Under the Radar: RB Josh Adams
Doug Pederson likes to use multiple running backs in his scheme. The Eagles carry four running backs and they use them all. Josh Adams is part of that rotation, and as an undrafted rookie free agent he has had some nice success.
His size is impressive. He's tall, long, and well-built. Adams is a between the tackles bruiser with surprising speed. I remember snaps at Notre Dame where he just left defenders in the open field. He gets through initial contact consistently and is always looking for more. He excels at taking what the defense gives him. I thought he was better moving north and south as a runner, but he has adapted in the read-option style.
I initially thought Adams lacked the lateral quick twitch, but he has improved in this area. Pederson hands him the ball and he's shown the ability to take it, read the blocks and make the correct cut. Adams can be a load to deal with, especially when he gets his shoulders square and heads up the field. He finishes his runs with power and is always going forward.

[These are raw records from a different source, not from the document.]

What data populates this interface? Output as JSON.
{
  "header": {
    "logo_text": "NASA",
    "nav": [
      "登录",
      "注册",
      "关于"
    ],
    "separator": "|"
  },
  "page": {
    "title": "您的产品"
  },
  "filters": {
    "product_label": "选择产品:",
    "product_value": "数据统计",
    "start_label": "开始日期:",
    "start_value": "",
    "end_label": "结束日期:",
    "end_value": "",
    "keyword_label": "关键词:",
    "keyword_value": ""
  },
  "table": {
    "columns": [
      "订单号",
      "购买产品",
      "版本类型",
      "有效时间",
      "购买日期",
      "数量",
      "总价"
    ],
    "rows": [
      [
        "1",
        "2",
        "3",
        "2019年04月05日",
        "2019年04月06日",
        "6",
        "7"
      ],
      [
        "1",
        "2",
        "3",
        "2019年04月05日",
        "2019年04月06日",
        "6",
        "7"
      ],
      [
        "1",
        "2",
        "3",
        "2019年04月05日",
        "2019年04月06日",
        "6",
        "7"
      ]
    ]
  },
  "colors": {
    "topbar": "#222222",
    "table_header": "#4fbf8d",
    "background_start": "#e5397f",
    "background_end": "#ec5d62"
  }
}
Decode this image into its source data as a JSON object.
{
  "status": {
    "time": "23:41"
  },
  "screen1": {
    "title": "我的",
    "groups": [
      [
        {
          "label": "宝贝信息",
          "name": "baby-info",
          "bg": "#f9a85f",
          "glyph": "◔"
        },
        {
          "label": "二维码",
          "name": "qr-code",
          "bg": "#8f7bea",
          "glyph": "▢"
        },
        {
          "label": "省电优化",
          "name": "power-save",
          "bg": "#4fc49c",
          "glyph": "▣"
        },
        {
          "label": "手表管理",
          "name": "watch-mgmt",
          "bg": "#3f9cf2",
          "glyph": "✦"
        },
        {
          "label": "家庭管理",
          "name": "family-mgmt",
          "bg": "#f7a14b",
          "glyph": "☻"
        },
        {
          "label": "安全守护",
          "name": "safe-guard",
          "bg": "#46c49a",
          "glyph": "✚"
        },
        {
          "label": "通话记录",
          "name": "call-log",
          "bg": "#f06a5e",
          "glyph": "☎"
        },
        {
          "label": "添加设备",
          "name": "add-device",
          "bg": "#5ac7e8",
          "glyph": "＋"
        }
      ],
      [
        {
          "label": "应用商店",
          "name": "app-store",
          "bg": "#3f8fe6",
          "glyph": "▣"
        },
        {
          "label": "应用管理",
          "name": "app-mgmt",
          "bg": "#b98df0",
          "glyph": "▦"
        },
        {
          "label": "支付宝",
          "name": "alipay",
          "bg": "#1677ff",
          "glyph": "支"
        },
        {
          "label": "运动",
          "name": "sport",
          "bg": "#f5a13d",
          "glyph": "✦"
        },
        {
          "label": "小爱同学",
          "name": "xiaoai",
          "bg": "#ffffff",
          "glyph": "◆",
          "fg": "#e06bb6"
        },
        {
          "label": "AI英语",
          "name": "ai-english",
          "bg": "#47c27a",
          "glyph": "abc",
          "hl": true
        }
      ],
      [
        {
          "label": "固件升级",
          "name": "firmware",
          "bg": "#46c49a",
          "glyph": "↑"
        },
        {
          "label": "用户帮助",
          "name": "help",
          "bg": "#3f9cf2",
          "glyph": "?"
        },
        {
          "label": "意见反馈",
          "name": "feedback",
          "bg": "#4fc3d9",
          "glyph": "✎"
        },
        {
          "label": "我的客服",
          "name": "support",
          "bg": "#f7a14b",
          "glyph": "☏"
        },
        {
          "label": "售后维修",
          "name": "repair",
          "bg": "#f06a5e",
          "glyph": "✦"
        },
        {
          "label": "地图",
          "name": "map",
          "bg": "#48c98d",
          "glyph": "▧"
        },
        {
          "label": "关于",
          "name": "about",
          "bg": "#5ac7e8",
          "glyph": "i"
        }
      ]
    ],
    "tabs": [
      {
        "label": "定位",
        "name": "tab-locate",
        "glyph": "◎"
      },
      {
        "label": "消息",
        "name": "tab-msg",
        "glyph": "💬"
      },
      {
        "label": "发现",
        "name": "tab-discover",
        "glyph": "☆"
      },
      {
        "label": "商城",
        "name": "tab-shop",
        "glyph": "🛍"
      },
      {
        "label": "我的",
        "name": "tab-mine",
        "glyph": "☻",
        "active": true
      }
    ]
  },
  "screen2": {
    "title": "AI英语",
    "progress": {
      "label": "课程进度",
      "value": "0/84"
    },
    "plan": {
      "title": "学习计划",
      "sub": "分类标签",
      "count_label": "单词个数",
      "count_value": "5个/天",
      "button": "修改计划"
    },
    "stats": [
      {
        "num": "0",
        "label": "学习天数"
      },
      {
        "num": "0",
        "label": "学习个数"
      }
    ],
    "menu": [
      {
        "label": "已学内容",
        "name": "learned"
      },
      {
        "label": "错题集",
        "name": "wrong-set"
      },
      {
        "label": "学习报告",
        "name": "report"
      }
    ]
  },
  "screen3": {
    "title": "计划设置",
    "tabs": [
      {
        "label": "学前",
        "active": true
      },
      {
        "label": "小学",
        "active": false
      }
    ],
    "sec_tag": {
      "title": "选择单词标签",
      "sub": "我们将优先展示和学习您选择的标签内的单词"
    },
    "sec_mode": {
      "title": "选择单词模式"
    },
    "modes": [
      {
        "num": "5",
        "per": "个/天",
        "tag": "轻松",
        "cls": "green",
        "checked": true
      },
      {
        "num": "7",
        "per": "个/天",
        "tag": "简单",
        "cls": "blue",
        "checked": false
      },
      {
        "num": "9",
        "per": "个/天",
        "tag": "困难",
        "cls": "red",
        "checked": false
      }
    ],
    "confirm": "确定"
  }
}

Adams didn't receive many opportunities as a pass catcher, but he has shown the ability to adapt to it. There doesn't appear to be a specific situation when Pederson puts him in the game, but you will notice when he enters.
Questions about his history with knee injuries hurt his draft stock, but it appears that he has put those questions to bed with the way he is playing for the Eagles. Look for Josh Adams to be a big part of the game plan. He has been getting better each week.